IBM Shuts Down Facial Recognition Tech Development Due to Inaccuracy Issues
Tech giant IBM will no longer develop and sell facial recognition software for mass surveillance. The move came in response to the death of George Floyd, which raised concerns about the accuracy of face-scanning software in terms of race and gender, as well as about how the police use facial recognition technology (FRT) to track demonstrators and monitor neighborhoods.
IBM CEO, Arvind Krishna, made a dedicated announcement in a letter to a group of Democrats working on police reform legislation in the United States Congress. Krishna questioned whether FRT should be deployed by the police at all, saying in the letter:
“We believe now is the time to begin a national dialogue on whether and how facial recognition technology should be employed by domestic law enforcement agencies.”
Just recently, tests performed by Comparitech showed that Amazon’s face recognition technology incorrectly matched over a hundred of the U.S. and United Kingdom politicians with photos of arrested people.

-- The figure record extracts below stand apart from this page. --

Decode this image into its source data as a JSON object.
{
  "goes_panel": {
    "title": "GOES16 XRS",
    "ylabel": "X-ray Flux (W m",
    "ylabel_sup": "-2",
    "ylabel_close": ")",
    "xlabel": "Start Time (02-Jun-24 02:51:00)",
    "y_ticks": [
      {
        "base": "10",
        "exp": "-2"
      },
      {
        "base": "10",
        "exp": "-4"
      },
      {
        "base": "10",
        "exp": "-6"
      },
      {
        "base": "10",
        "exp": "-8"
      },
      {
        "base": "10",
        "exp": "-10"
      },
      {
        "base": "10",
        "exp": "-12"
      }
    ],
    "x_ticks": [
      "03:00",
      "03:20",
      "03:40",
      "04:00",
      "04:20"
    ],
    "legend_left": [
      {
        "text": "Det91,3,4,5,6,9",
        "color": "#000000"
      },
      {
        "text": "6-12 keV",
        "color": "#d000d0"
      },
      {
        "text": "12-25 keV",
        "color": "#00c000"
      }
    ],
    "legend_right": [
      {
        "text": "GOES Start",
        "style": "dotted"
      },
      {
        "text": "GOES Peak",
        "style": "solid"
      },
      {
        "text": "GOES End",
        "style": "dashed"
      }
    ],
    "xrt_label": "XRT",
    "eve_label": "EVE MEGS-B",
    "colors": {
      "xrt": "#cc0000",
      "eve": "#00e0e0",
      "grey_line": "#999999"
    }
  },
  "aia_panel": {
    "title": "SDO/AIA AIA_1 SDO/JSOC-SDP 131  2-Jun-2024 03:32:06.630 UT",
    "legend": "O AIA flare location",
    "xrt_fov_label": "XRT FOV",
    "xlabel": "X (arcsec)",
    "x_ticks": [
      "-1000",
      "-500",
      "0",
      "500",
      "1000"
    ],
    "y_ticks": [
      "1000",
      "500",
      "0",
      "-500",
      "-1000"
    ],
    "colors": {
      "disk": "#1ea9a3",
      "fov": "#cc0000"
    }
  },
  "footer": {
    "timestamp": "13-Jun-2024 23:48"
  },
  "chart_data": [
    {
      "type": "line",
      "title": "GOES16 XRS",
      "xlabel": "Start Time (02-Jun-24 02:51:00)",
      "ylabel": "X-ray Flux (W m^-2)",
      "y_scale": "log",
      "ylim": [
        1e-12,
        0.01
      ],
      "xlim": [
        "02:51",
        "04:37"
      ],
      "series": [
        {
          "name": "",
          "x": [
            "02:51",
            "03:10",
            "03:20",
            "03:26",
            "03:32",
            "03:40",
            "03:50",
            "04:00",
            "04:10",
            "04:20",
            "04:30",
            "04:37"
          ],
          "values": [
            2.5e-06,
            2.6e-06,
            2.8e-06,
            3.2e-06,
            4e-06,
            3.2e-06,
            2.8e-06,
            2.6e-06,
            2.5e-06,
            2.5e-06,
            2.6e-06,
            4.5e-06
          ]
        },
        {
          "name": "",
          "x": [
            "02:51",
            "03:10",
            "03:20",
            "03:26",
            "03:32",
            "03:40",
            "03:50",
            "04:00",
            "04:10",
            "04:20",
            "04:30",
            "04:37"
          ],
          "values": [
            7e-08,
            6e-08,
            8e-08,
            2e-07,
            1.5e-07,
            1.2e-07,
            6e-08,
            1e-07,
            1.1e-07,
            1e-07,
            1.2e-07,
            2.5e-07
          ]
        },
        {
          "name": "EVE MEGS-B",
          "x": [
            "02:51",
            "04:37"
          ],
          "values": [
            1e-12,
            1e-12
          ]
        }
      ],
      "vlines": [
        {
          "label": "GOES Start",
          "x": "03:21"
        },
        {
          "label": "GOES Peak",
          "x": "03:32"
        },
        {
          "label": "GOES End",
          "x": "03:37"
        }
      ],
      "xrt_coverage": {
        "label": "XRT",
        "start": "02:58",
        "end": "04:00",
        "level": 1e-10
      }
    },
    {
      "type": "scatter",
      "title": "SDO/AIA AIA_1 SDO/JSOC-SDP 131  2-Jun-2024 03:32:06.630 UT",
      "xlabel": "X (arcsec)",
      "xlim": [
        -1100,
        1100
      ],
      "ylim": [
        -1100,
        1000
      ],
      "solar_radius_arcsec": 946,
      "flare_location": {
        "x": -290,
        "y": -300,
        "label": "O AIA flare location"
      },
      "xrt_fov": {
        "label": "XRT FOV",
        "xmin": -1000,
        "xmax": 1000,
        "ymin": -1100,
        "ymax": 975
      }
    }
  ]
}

Comparitech noted the racial issue as Rekognition turned out to be racially biased, stating that “out of the 12 politicians who were misidentified at a confidence threshold of 90 percent or higher, six were not white. That means half of the misidentified people were people of color, even though non-whites only make up about one-fifth of the U.S. Congress and one-tenth of the U.K. parliament.”
Issues Surrounding FRT
In the meantime, FRT use cases are growing in number as it is used by casinos, dating sites, law enforcement, and security agencies, credit card companies, hotels, bars and restaurants, and even social media, among others.
A survey on policy and implementation issues of FRT from the Center for Catastrophe Preparedness and Response pointed out the need to ensure that the benefits of FRT must be weighed against the possible adverse effects it may have on subjects’ freedom and autonomy.
The report suggested that before using FRT, entities should consider how it addresses issues such as performance, evaluation, operation, policy concerns, and moral and political considerations.
The deployment of FRT should reportedly address issues such as possible creation of new security risks, protection of data, including gallery images, probe images, and data associated with these images, and secure transmission of related information. The report concluded:
“There are good reasons to believe that it will still be some time before FRT will be able to identify ‘a face in the crowd’ (in uncontrolled environments) with any reasonable level of accuracy and consistency. It might be that this is ultimately an unattainable goal, especially for larger populations. Not because the technology is not good enough but because there is not enough information (or variation) in faces to discriminate over large populations—i.e. with large populations it will create many biometric doubles that then need to be sorted out using another biometric.”